AMERICAN ECONOMIC STATECRAFT IN THE 21ST CENTURY
Thank you for the invitation to be here on this wonderful occasion.
As a long-time member of the Economic Club of New York, I know that it occupies a place of great significance in our nation’s discourse.
For generations, few institutions have done more to shape how we confront the defining questions of the day.
And yet, across all those years, tonight’s gathering is without precedent as we assemble on the eve of an extraordinary moment in our history.
Over the coming days, we will celebrate 250 years of the American story and the proposition with which it began: that a free people answer to no power but their own.
But milestones of this magnitude demand more than ceremony.
They ask something of us. They invite us to reflect on the creation of our country, of course, but no less, on its condition.

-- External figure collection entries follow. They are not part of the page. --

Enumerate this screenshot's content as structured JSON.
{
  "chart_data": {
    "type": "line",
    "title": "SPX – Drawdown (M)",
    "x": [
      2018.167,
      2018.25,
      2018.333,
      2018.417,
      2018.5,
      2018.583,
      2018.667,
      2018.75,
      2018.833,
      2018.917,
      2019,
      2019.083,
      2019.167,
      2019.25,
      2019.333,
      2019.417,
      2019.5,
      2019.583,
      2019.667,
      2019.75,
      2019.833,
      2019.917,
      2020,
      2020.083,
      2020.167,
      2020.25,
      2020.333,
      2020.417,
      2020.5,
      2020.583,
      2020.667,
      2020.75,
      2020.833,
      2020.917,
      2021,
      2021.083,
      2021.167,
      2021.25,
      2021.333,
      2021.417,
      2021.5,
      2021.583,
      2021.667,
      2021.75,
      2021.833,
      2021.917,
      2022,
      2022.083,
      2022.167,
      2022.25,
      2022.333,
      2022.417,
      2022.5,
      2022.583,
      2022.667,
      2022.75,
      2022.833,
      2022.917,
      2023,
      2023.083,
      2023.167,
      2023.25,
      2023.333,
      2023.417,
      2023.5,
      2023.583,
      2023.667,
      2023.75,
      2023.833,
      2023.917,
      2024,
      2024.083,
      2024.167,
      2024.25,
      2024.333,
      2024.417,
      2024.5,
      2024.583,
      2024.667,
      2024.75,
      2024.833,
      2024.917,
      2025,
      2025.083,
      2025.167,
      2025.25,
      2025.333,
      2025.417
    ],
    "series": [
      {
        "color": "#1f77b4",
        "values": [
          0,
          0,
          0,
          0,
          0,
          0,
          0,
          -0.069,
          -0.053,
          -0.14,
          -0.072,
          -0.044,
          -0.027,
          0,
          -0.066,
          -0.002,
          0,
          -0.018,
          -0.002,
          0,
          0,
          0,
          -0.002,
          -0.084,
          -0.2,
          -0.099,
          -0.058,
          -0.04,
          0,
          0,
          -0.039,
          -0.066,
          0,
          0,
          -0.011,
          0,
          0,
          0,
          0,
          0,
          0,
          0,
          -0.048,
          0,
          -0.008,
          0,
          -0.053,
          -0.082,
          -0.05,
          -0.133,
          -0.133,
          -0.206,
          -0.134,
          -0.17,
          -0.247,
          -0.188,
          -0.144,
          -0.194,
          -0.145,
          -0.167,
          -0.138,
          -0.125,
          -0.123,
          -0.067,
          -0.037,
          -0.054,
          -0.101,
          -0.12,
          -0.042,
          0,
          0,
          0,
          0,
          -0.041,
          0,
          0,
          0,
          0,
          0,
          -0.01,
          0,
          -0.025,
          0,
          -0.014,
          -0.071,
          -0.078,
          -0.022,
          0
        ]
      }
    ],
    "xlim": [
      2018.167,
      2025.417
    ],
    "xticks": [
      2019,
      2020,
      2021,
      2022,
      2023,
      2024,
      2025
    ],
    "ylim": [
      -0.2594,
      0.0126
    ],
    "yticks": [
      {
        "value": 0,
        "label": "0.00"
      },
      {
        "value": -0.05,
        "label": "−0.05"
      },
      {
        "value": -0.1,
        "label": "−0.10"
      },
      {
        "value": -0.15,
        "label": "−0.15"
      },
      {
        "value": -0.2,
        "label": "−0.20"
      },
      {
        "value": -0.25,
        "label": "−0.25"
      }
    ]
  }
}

Indeed, the most fitting way to honor those who founded this nation is to meet the great challenges of our own time with the same resolve that they brought to theirs.
And in that spirit, under President Trump’s leadership, the U.S. Treasury is working to restore economic security as the foundation that allows a nation to fulfill its most basic obligations.

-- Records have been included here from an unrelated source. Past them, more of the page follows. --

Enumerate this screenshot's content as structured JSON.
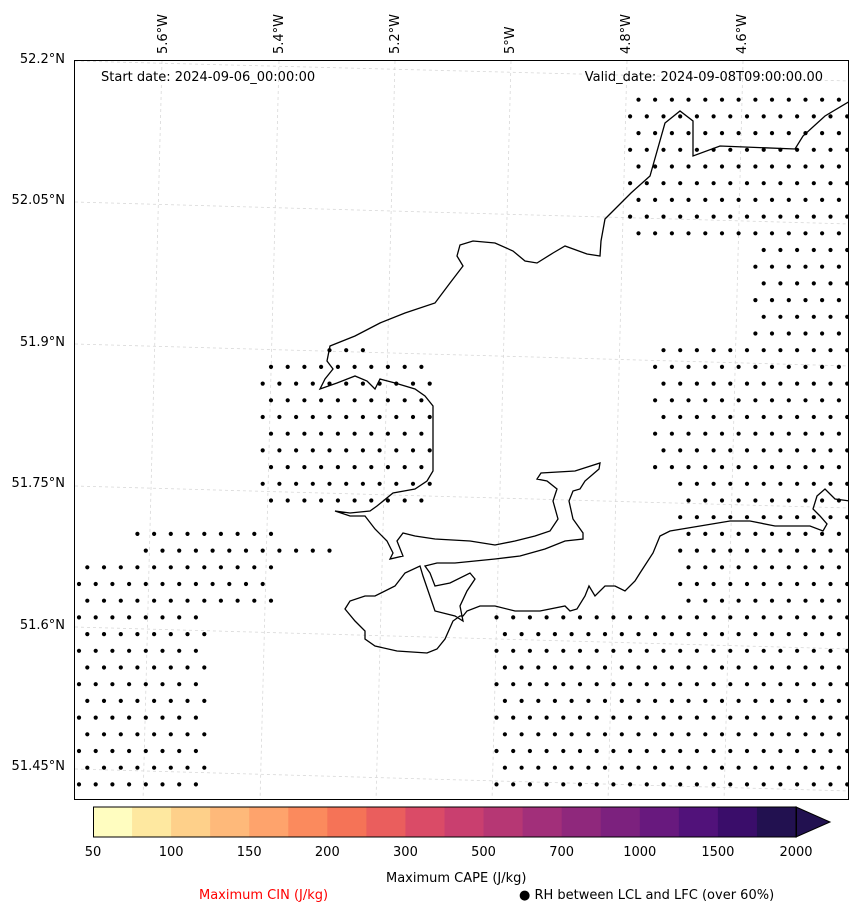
{
  "annotations": {
    "start_date": "Start date: 2024-09-06_00:00:00",
    "valid_date": "Valid_date: 2024-09-08T09:00:00.00"
  },
  "lat_labels": [
    "52.2°N",
    "52.05°N",
    "51.9°N",
    "51.75°N",
    "51.6°N",
    "51.45°N"
  ],
  "lon_labels": [
    "5.6°W",
    "5.4°W",
    "5.2°W",
    "5°W",
    "4.8°W",
    "4.6°W"
  ],
  "colorbar": {
    "label": "Maximum CAPE (J/kg)",
    "ticks": [
      "50",
      "100",
      "150",
      "200",
      "300",
      "500",
      "700",
      "1000",
      "1500",
      "2000"
    ],
    "colors": [
      "#fffdc0",
      "#fee8a0",
      "#fed08a",
      "#feb97a",
      "#fea36c",
      "#fb8a5d",
      "#f57357",
      "#ea5e5d",
      "#da4b67",
      "#c93f6f",
      "#b63774",
      "#a22f7a",
      "#8f287c",
      "#7c217e",
      "#68197e",
      "#51127a",
      "#3a0d6a",
      "#221150"
    ],
    "extend": "max"
  },
  "legend": {
    "cin_label": "Maximum CIN (J/kg)",
    "cin_color": "#ff0000",
    "rh_symbol": "●",
    "rh_label": "RH between LCL and LFC (over 60%)"
  }
}
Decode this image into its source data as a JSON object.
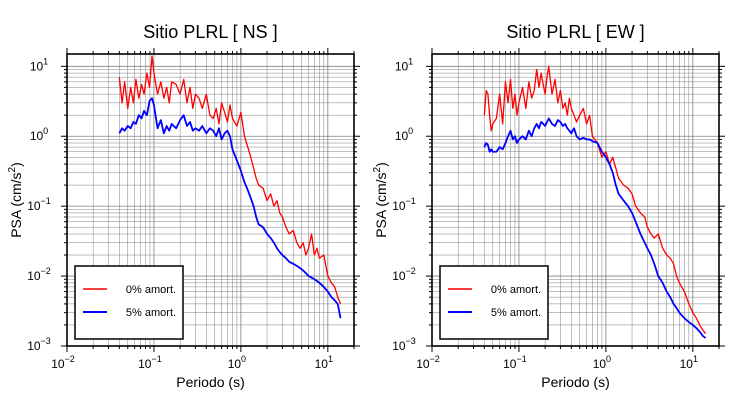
{
  "chart_data": [
    {
      "type": "line",
      "title": "Sitio PLRL [ NS ]",
      "xlabel": "Periodo (s)",
      "ylabel_main": "PSA (cm/s",
      "ylabel_sup": "2",
      "ylabel_close": ")",
      "xscale": "log",
      "yscale": "log",
      "xlim": [
        0.01,
        20
      ],
      "ylim": [
        0.001,
        15
      ],
      "grid": true,
      "legend_position": "bottom-left",
      "x_ticks": [
        {
          "base": "10",
          "exp": "−2"
        },
        {
          "base": "10",
          "exp": "−1"
        },
        {
          "base": "10",
          "exp": "0"
        },
        {
          "base": "10",
          "exp": "1"
        }
      ],
      "y_ticks": [
        {
          "base": "10",
          "exp": "−3"
        },
        {
          "base": "10",
          "exp": "−2"
        },
        {
          "base": "10",
          "exp": "−1"
        },
        {
          "base": "10",
          "exp": "0"
        },
        {
          "base": "10",
          "exp": "1"
        }
      ],
      "series": [
        {
          "name": "0% amort.",
          "color": "#ff0000",
          "x": [
            0.04,
            0.043,
            0.046,
            0.05,
            0.054,
            0.058,
            0.062,
            0.067,
            0.072,
            0.077,
            0.083,
            0.089,
            0.095,
            0.1,
            0.11,
            0.12,
            0.13,
            0.14,
            0.15,
            0.16,
            0.18,
            0.2,
            0.22,
            0.24,
            0.26,
            0.28,
            0.3,
            0.33,
            0.36,
            0.4,
            0.44,
            0.48,
            0.52,
            0.56,
            0.6,
            0.65,
            0.7,
            0.75,
            0.8,
            0.9,
            1.0,
            1.1,
            1.2,
            1.3,
            1.4,
            1.5,
            1.6,
            1.8,
            2.0,
            2.2,
            2.4,
            2.6,
            2.8,
            3.0,
            3.3,
            3.6,
            4.0,
            4.4,
            4.8,
            5.2,
            5.6,
            6.0,
            6.5,
            7.0,
            7.5,
            8.0,
            9.0,
            10.0,
            11.0,
            12.0,
            13.0,
            14.0
          ],
          "y": [
            7.0,
            3.0,
            6.0,
            2.5,
            5.0,
            3.0,
            6.5,
            3.5,
            5.5,
            4.0,
            8.0,
            5.0,
            14.0,
            8.0,
            4.0,
            6.0,
            3.5,
            5.0,
            3.0,
            6.0,
            5.5,
            4.0,
            6.5,
            3.0,
            5.0,
            2.5,
            4.0,
            3.5,
            2.5,
            4.0,
            2.0,
            1.8,
            2.5,
            1.5,
            3.0,
            2.2,
            1.6,
            2.8,
            1.8,
            1.4,
            2.2,
            1.0,
            0.7,
            0.5,
            0.35,
            0.25,
            0.2,
            0.18,
            0.12,
            0.15,
            0.1,
            0.12,
            0.08,
            0.07,
            0.05,
            0.04,
            0.045,
            0.03,
            0.025,
            0.03,
            0.02,
            0.025,
            0.04,
            0.02,
            0.025,
            0.018,
            0.02,
            0.01,
            0.008,
            0.007,
            0.005,
            0.004
          ]
        },
        {
          "name": "5% amort.",
          "color": "#0000ff",
          "x": [
            0.04,
            0.043,
            0.046,
            0.05,
            0.054,
            0.058,
            0.062,
            0.067,
            0.072,
            0.077,
            0.083,
            0.089,
            0.095,
            0.1,
            0.11,
            0.12,
            0.13,
            0.14,
            0.15,
            0.16,
            0.18,
            0.2,
            0.22,
            0.24,
            0.26,
            0.28,
            0.3,
            0.33,
            0.36,
            0.4,
            0.44,
            0.48,
            0.52,
            0.56,
            0.6,
            0.65,
            0.7,
            0.75,
            0.8,
            0.9,
            1.0,
            1.1,
            1.2,
            1.3,
            1.4,
            1.5,
            1.6,
            1.8,
            2.0,
            2.2,
            2.4,
            2.6,
            2.8,
            3.0,
            3.3,
            3.6,
            4.0,
            4.4,
            4.8,
            5.2,
            5.6,
            6.0,
            6.5,
            7.0,
            7.5,
            8.0,
            9.0,
            10.0,
            11.0,
            12.0,
            13.0,
            14.0
          ],
          "y": [
            1.1,
            1.3,
            1.2,
            1.4,
            1.3,
            1.6,
            1.5,
            2.0,
            1.8,
            2.3,
            2.0,
            3.2,
            3.5,
            2.8,
            1.3,
            1.7,
            1.1,
            1.4,
            1.2,
            1.5,
            1.3,
            1.7,
            2.0,
            1.4,
            1.6,
            1.2,
            1.3,
            1.2,
            1.4,
            1.1,
            1.3,
            1.2,
            1.0,
            1.3,
            0.9,
            1.1,
            1.2,
            1.0,
            0.65,
            0.45,
            0.32,
            0.22,
            0.17,
            0.13,
            0.1,
            0.07,
            0.055,
            0.05,
            0.04,
            0.035,
            0.03,
            0.025,
            0.022,
            0.02,
            0.018,
            0.016,
            0.015,
            0.014,
            0.013,
            0.012,
            0.011,
            0.01,
            0.0095,
            0.009,
            0.0085,
            0.008,
            0.007,
            0.006,
            0.005,
            0.0045,
            0.004,
            0.0025
          ]
        }
      ]
    },
    {
      "type": "line",
      "title": "Sitio PLRL [ EW ]",
      "xlabel": "Periodo (s)",
      "ylabel_main": "PSA (cm/s",
      "ylabel_sup": "2",
      "ylabel_close": ")",
      "xscale": "log",
      "yscale": "log",
      "xlim": [
        0.01,
        20
      ],
      "ylim": [
        0.001,
        15
      ],
      "grid": true,
      "legend_position": "bottom-left",
      "x_ticks": [
        {
          "base": "10",
          "exp": "−2"
        },
        {
          "base": "10",
          "exp": "−1"
        },
        {
          "base": "10",
          "exp": "0"
        },
        {
          "base": "10",
          "exp": "1"
        }
      ],
      "y_ticks": [
        {
          "base": "10",
          "exp": "−3"
        },
        {
          "base": "10",
          "exp": "−2"
        },
        {
          "base": "10",
          "exp": "−1"
        },
        {
          "base": "10",
          "exp": "0"
        },
        {
          "base": "10",
          "exp": "1"
        }
      ],
      "series": [
        {
          "name": "0% amort.",
          "color": "#ff0000",
          "x": [
            0.04,
            0.042,
            0.044,
            0.046,
            0.048,
            0.05,
            0.055,
            0.06,
            0.065,
            0.07,
            0.075,
            0.08,
            0.085,
            0.09,
            0.095,
            0.1,
            0.11,
            0.12,
            0.13,
            0.14,
            0.15,
            0.16,
            0.17,
            0.18,
            0.19,
            0.2,
            0.21,
            0.22,
            0.24,
            0.26,
            0.28,
            0.3,
            0.32,
            0.34,
            0.36,
            0.38,
            0.4,
            0.43,
            0.46,
            0.5,
            0.55,
            0.6,
            0.65,
            0.7,
            0.8,
            0.9,
            1.0,
            1.1,
            1.2,
            1.3,
            1.4,
            1.6,
            1.8,
            2.0,
            2.2,
            2.5,
            2.8,
            3.0,
            3.3,
            3.6,
            4.0,
            4.5,
            5.0,
            5.5,
            6.0,
            6.5,
            7.0,
            8.0,
            9.0,
            10.0,
            11.0,
            12.0,
            13.0,
            14.0
          ],
          "y": [
            2.0,
            4.5,
            4.0,
            2.0,
            1.2,
            1.5,
            1.8,
            4.0,
            1.5,
            6.0,
            3.0,
            6.5,
            2.5,
            4.0,
            2.0,
            3.0,
            5.0,
            2.5,
            6.0,
            3.5,
            4.5,
            9.0,
            5.0,
            8.0,
            5.5,
            4.0,
            7.0,
            10.0,
            4.0,
            6.5,
            3.0,
            4.5,
            2.5,
            3.0,
            2.0,
            3.5,
            2.5,
            2.0,
            1.6,
            2.0,
            2.5,
            1.5,
            2.0,
            1.0,
            0.8,
            0.5,
            0.6,
            0.4,
            0.5,
            0.35,
            0.25,
            0.2,
            0.18,
            0.15,
            0.1,
            0.08,
            0.07,
            0.05,
            0.04,
            0.035,
            0.04,
            0.025,
            0.02,
            0.018,
            0.015,
            0.01,
            0.008,
            0.006,
            0.004,
            0.003,
            0.0025,
            0.002,
            0.0017,
            0.0015
          ]
        },
        {
          "name": "5% amort.",
          "color": "#0000ff",
          "x": [
            0.04,
            0.042,
            0.044,
            0.046,
            0.048,
            0.05,
            0.055,
            0.06,
            0.065,
            0.07,
            0.075,
            0.08,
            0.085,
            0.09,
            0.095,
            0.1,
            0.11,
            0.12,
            0.13,
            0.14,
            0.15,
            0.16,
            0.17,
            0.18,
            0.19,
            0.2,
            0.21,
            0.22,
            0.24,
            0.26,
            0.28,
            0.3,
            0.32,
            0.34,
            0.36,
            0.38,
            0.4,
            0.43,
            0.46,
            0.5,
            0.55,
            0.6,
            0.65,
            0.7,
            0.8,
            0.9,
            1.0,
            1.1,
            1.2,
            1.3,
            1.4,
            1.6,
            1.8,
            2.0,
            2.2,
            2.5,
            2.8,
            3.0,
            3.3,
            3.6,
            4.0,
            4.5,
            5.0,
            5.5,
            6.0,
            6.5,
            7.0,
            8.0,
            9.0,
            10.0,
            11.0,
            12.0,
            13.0,
            14.0
          ],
          "y": [
            0.7,
            0.8,
            0.75,
            0.6,
            0.65,
            0.6,
            0.6,
            0.7,
            0.65,
            0.8,
            1.0,
            1.2,
            0.9,
            1.0,
            0.8,
            0.9,
            1.0,
            0.9,
            1.2,
            1.0,
            1.3,
            1.5,
            1.3,
            1.6,
            1.5,
            1.4,
            1.6,
            1.8,
            1.5,
            1.4,
            1.7,
            1.6,
            1.4,
            1.5,
            1.3,
            1.2,
            1.1,
            1.3,
            1.0,
            0.9,
            0.95,
            0.9,
            0.9,
            0.85,
            0.8,
            0.6,
            0.5,
            0.4,
            0.3,
            0.2,
            0.15,
            0.12,
            0.1,
            0.08,
            0.06,
            0.04,
            0.03,
            0.025,
            0.02,
            0.015,
            0.01,
            0.008,
            0.006,
            0.005,
            0.004,
            0.0035,
            0.003,
            0.0025,
            0.0022,
            0.002,
            0.0018,
            0.0016,
            0.0014,
            0.0013
          ]
        }
      ]
    }
  ]
}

In my remarks before the Economic Club of Dallas, I detailed how the structural vulnerabilities that we allowed to accumulate over time precipitated a drift into dependence.
And last month before the Reagan Library, I noted that under President Trump, America has awoken to the risks we can no longer ignore and is now attuned to the responsibilities we can no longer neglect.
So tonight, I would like to take the next step and describe our strategy for economic statecraft, by which I mean the disciplined use of America’s economic power in service of our sovereignty.